Problem two: databases left open to the public.
This is the one that scares me most. A lot of AI-built systems leave the entire customer database readable by anyone who finds the right web address. Names, emails, passwords, all sitting there exposed.
The app works perfectly the whole time. It looks great in a demo. Meanwhile anyone with ten minutes and a little curiosity can pull your whole customer list.
The fix is to lock the database by default, the same way you'd lock a filing cabinet. Nothing is readable until you specifically decide to unlock it.
Problem three: spending limits that don't actually work.
When you ask AI to add a limit, like "no more than 100 requests per hour," it builds something that looks right but quietly resets itself constantly. So the limit never really kicks in.
This one costs real money. Some systems have features that call expensive AI services, charging you per use. If that feature is left open with a broken limit, someone can hit it on repeat and burn through your entire monthly budget overnight.
The fix is a limit that actually remembers, plus a hard rule: anything that costs money per use has to require a login and a cap. No exceptions.
Problem four: failures that hide and pretend everything's fine.
AI loves to write code that never crashes. Sounds good, right? The problem is it also never tells you when something breaks. It just quietly returns a clean-looking result while doing nothing.
I've lived this. I once had a system reporting wins while accomplishing absolutely nothing. A dashboard showed zeros for two weeks because something failed silently and nobody noticed.
When you're running dozens of systems without watching each one daily, a failure that hides itself can run for weeks. The fix is making sure things speak up when they break, instead of smiling and lying.
You Pay This Bill Once, Not Every Time
Here's the part that makes all of this work.
You don't fix security by slowing every project to a crawl. You fix it once, in the foundation, and every future project inherits the fix automatically.
Think of it like a master recipe. You build one solid starting template that already has all four problems solved: doors locked by default, database locked by default, real spending limits, and honest error reporting.
Then every new project starts from that template. The four problems are already handled before you build a single feature. My 20-minute product launch stays 20 minutes. The bill is already paid.
That's the whole trick. Speed and safety only fight each other when safety is an afterthought. Build it into the foundation and the tradeoff disappears.
On top of that, I run a quick five-minute checklist before anything goes live. Four questions. Are the doors locked by default? Is the database locked? Does every costly feature require a login and a cap?
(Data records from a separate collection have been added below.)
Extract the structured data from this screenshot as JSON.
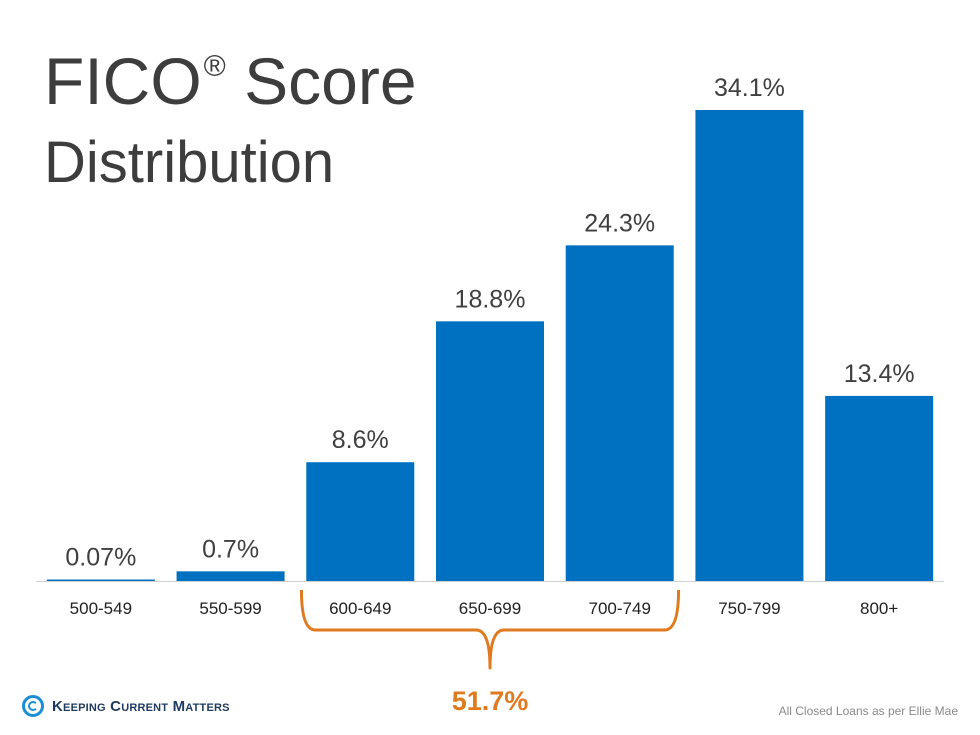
{
  "title": {
    "line1": "FICO",
    "line1_mark": "®",
    "line1_rest": "Score",
    "line2": "Distribution"
  },
  "chart_data": {
    "type": "bar",
    "categories": [
      "500-549",
      "550-599",
      "600-649",
      "650-699",
      "700-749",
      "750-799",
      "800+"
    ],
    "values": [
      0.07,
      0.7,
      8.6,
      18.8,
      24.3,
      34.1,
      13.4
    ],
    "value_labels": [
      "0.07%",
      "0.7%",
      "8.6%",
      "18.8%",
      "24.3%",
      "34.1%",
      "13.4%"
    ],
    "ylim": [
      0,
      34.1
    ],
    "grid": false,
    "bar_color": "#0070c0",
    "annotation": {
      "text": "51.7%",
      "spans_categories": [
        "600-649",
        "650-699",
        "700-749"
      ],
      "color": "#e07a1f"
    }
  },
  "footer": {
    "logo_text": "Keeping Current Matters",
    "source": "All Closed Loans as per Ellie Mae"
  },
  "colors": {
    "title": "#3d3d3d",
    "bar": "#0070c0",
    "accent": "#e07a1f",
    "axis": "#d0d0d0"
  },
  "icons": {
    "logo": "kcm-swirl-icon"
  }
}
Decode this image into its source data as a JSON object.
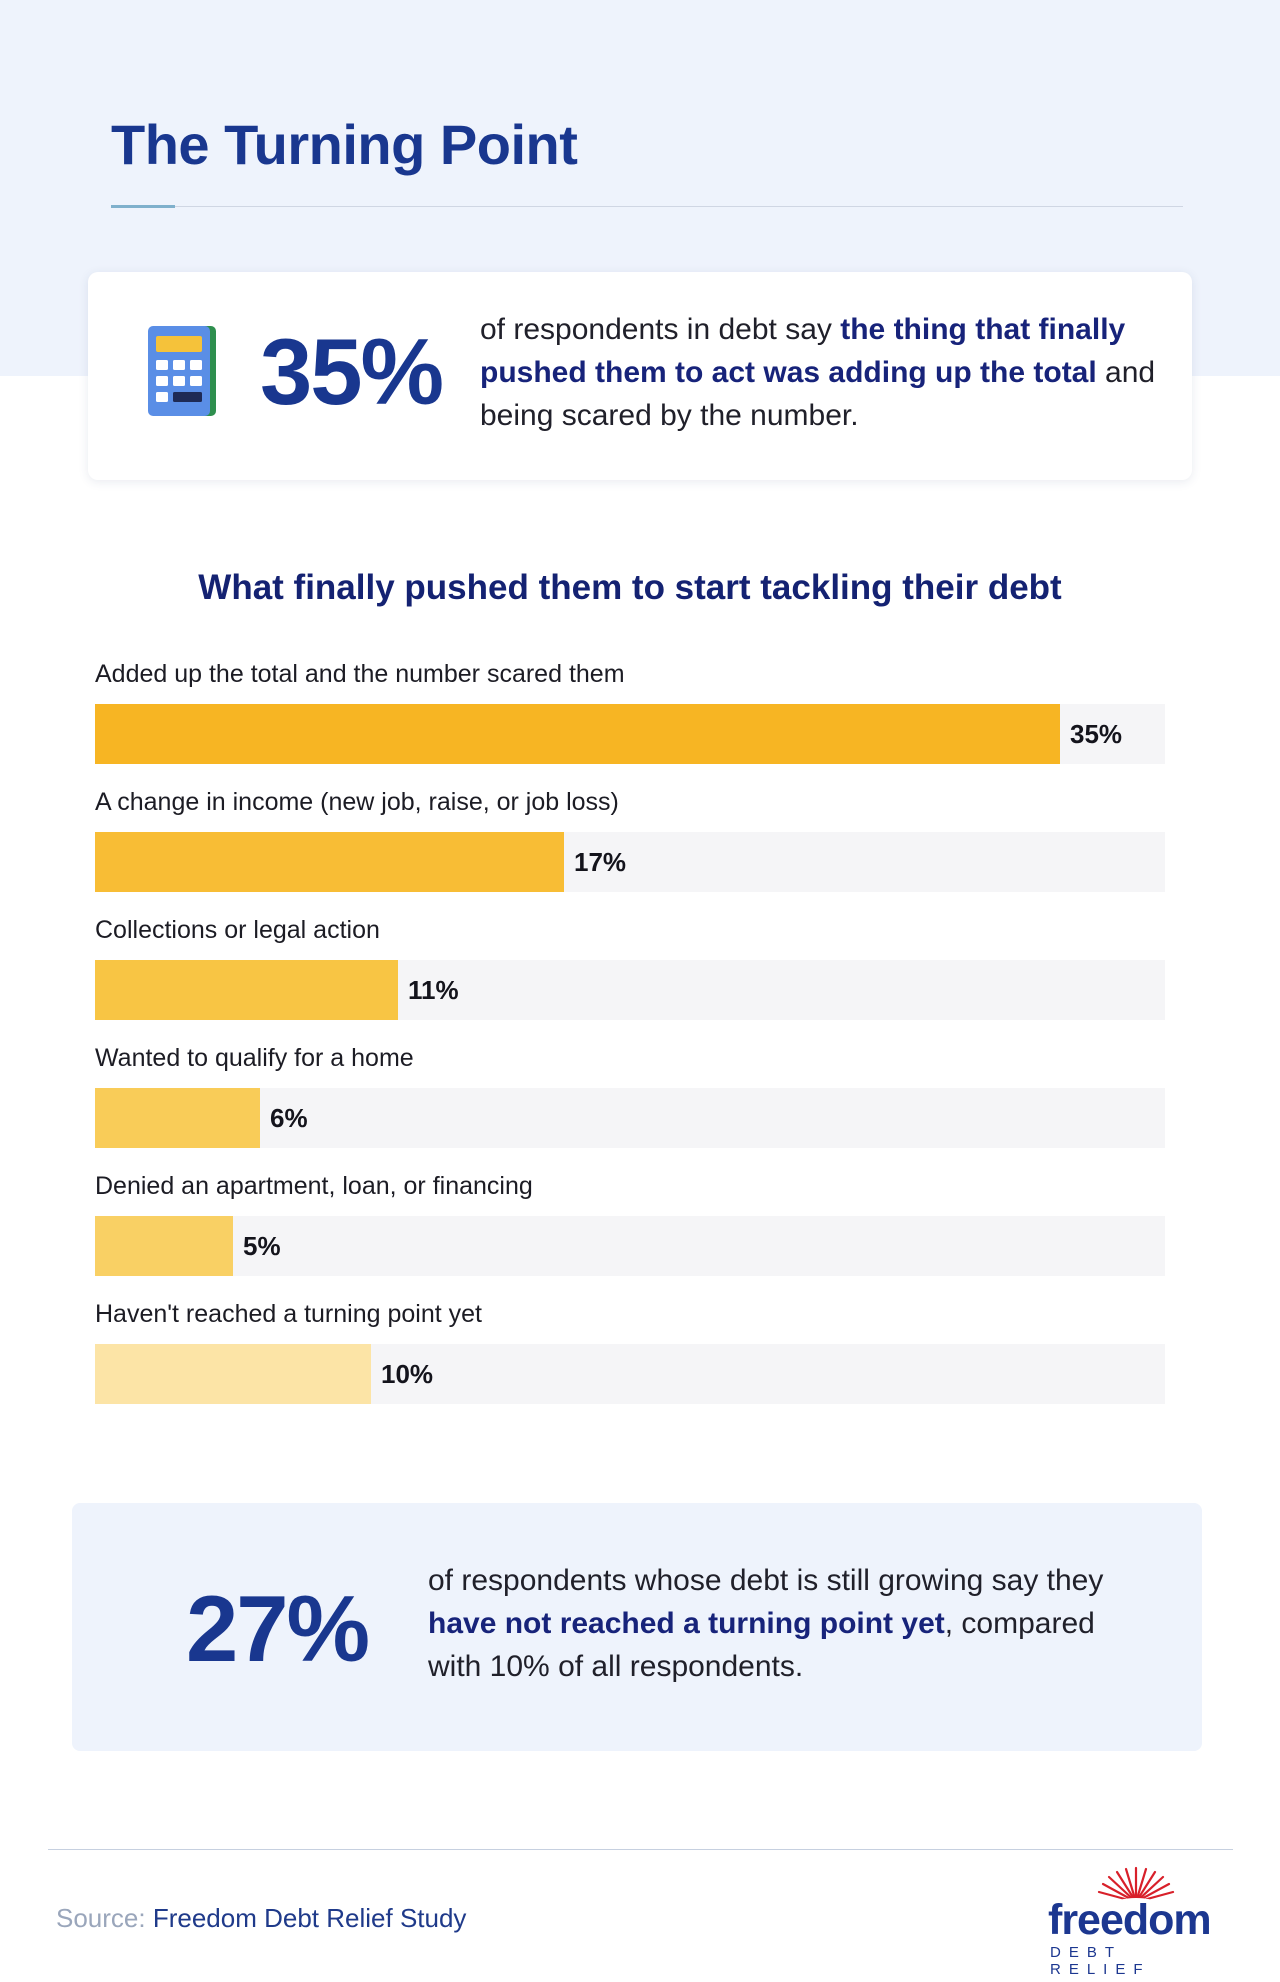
{
  "header": {
    "title": "The Turning Point"
  },
  "stat_top": {
    "icon": "calculator-icon",
    "value": "35%",
    "text_pre": "of respondents in debt say ",
    "text_highlight": "the thing that finally pushed them to act was adding up the total",
    "text_post": " and being scared by the number."
  },
  "chart_data": {
    "type": "bar",
    "orientation": "horizontal",
    "title": "What finally pushed them to start tackling their debt",
    "categories": [
      "Added up the total and the number scared them",
      "A change in income (new job, raise, or job loss)",
      "Collections or legal action",
      "Wanted to qualify for a home",
      "Denied an apartment, loan, or financing",
      "Haven't reached a turning point yet"
    ],
    "values": [
      35,
      17,
      11,
      6,
      5,
      10
    ],
    "value_labels": [
      "35%",
      "17%",
      "11%",
      "6%",
      "5%",
      "10%"
    ],
    "colors": [
      "#f7b523",
      "#f8bd35",
      "#f8c544",
      "#f9cc58",
      "#f9d064",
      "#fce4a6"
    ],
    "xlim": [
      0,
      38.8
    ],
    "grid": false,
    "legend": "none"
  },
  "stat_bottom": {
    "value": "27%",
    "text_pre": "of respondents whose debt is still growing say they ",
    "text_highlight": "have not reached a turning point yet",
    "text_post": ", compared with 10% of all respondents."
  },
  "footer": {
    "source_label": "Source:",
    "source_name": "Freedom Debt Relief Study",
    "logo_word": "freedom",
    "logo_sub": "DEBT RELIEF"
  },
  "colors": {
    "brand_navy": "#19378f",
    "highlight_text": "#17237a",
    "band_background": "#eef3fc"
  }
}
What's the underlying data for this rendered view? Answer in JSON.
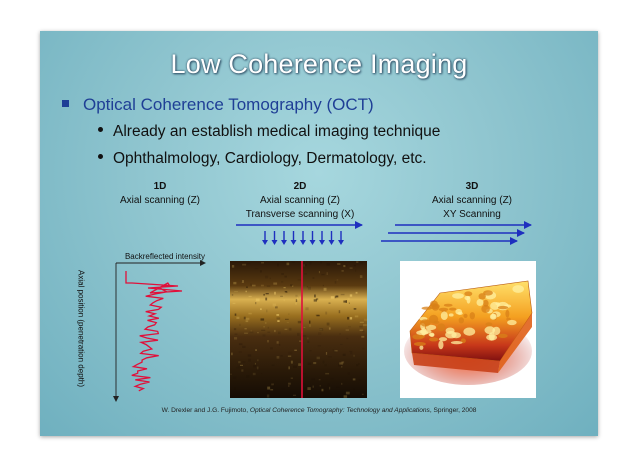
{
  "slide": {
    "title": "Low Coherence Imaging",
    "bullet": "Optical Coherence Tomography (OCT)",
    "sub_bullets": [
      "Already an establish medical imaging technique",
      "Ophthalmology, Cardiology, Dermatology, etc."
    ]
  },
  "panels": {
    "one_d": {
      "heading": "1D",
      "line1": "Axial scanning  (Z)",
      "x_label": "Backreflected intensity",
      "y_label": "Axial position  (penetration depth)"
    },
    "two_d": {
      "heading": "2D",
      "line1": "Axial scanning  (Z)",
      "line2": "Transverse scanning (X)"
    },
    "three_d": {
      "heading": "3D",
      "line1": "Axial scanning  (Z)",
      "line2": "XY Scanning"
    }
  },
  "citation": {
    "authors": "W. Drexler and J.G. Fujimoto, ",
    "book": "Optical Coherence Tomography: Technology and Applications",
    "publisher": ", Springer, 2008"
  },
  "colors": {
    "title_text": "#ffffff",
    "bullet_blue": "#1f3f96",
    "arrow_blue": "#1e2fbf",
    "signal_red": "#e0103a"
  }
}
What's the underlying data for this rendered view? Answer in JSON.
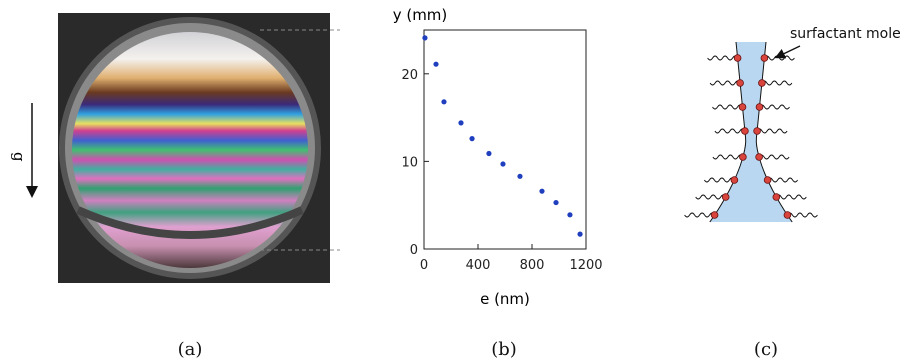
{
  "chart_data": {
    "type": "scatter",
    "xlabel": "e (nm)",
    "ylabel": "y (mm)",
    "x": [
      7,
      89,
      148,
      274,
      356,
      481,
      585,
      711,
      874,
      978,
      1081,
      1156
    ],
    "values": [
      24.1,
      21.1,
      16.8,
      14.4,
      12.6,
      10.9,
      9.7,
      8.3,
      6.6,
      5.3,
      3.9,
      1.7
    ],
    "color": "#1f3fbf",
    "xlim": [
      0,
      1200
    ],
    "xticks": [
      0,
      400,
      800,
      1200
    ],
    "ylim": [
      0,
      25
    ],
    "yticks": [
      0,
      10,
      20
    ]
  },
  "gravity_label": "g",
  "annotation": "surfactant molecule",
  "panel_labels": [
    "(a)",
    "(b)",
    "(c)"
  ]
}
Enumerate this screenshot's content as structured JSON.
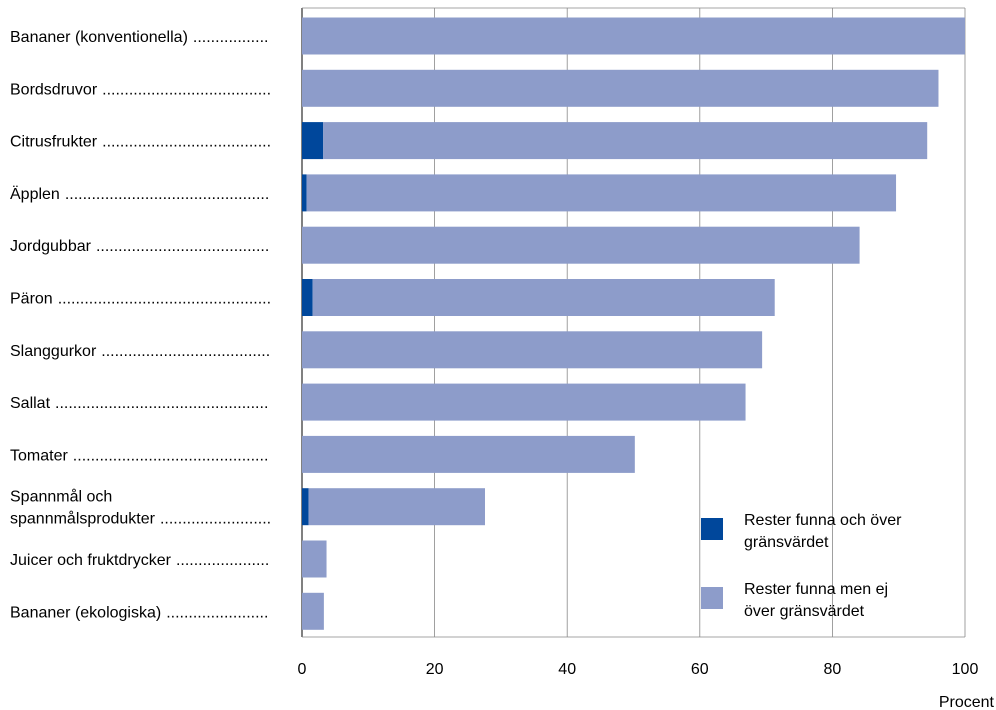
{
  "chart_data": {
    "type": "bar",
    "orientation": "horizontal",
    "stacked": true,
    "categories": [
      [
        "Bananer (konventionella)"
      ],
      [
        "Bordsdruvor"
      ],
      [
        "Citrusfrukter"
      ],
      [
        "Äpplen"
      ],
      [
        "Jordgubbar"
      ],
      [
        "Päron"
      ],
      [
        "Slanggurkor"
      ],
      [
        "Sallat"
      ],
      [
        "Tomater"
      ],
      [
        "Spannmål och",
        "spannmålsprodukter"
      ],
      [
        "Juicer och fruktdrycker"
      ],
      [
        "Bananer (ekologiska)"
      ]
    ],
    "series": [
      {
        "name": "Rester funna och över gränsvärdet",
        "legend_lines": [
          "Rester funna och över",
          "gränsvärdet"
        ],
        "color": "#00479b",
        "values": [
          0,
          0,
          3.2,
          0.7,
          0,
          1.6,
          0,
          0,
          0,
          1.0,
          0,
          0
        ]
      },
      {
        "name": "Rester funna men ej över gränsvärdet",
        "legend_lines": [
          "Rester funna men ej",
          "över gränsvärdet"
        ],
        "color": "#8d9cca",
        "values": [
          100,
          96,
          91.1,
          88.9,
          84.1,
          69.7,
          69.4,
          66.9,
          50.2,
          26.6,
          3.7,
          3.3
        ]
      }
    ],
    "xticks": [
      "0",
      "20",
      "40",
      "60",
      "80",
      "100"
    ],
    "xlim": [
      0,
      100
    ],
    "xlabel": "Procent",
    "grid": "vertical",
    "legend_position": "bottom-right"
  }
}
Do failures speak up or stay silent?
Five minutes before a customer ever touches it beats a panicked cleanup after your data ends up somewhere it shouldn't.
What I Find When I Look Under the Hood
When I come into a company that's been moving fast with AI, these four problems are the first things I check.
I almost always find at least two. Usually three. The pattern is that consistent, because the cause is always the same: the AI built it to work, not to be safe, and nobody put the real protections in place.
If reading this makes you feel a little exposed, that's the right reaction. And it's fixable.
The answer is not to stop moving fast. Your speed is an advantage, and I'd never tell you to give it up. The answer is to build the protections into the foundation so fast becomes safe.
That's my job. I build the hardened templates, check your whole system, and hand you back something that keeps all its speed without the exposure. And because the fixes live in the foundation, they keep paying off long after I'm gone.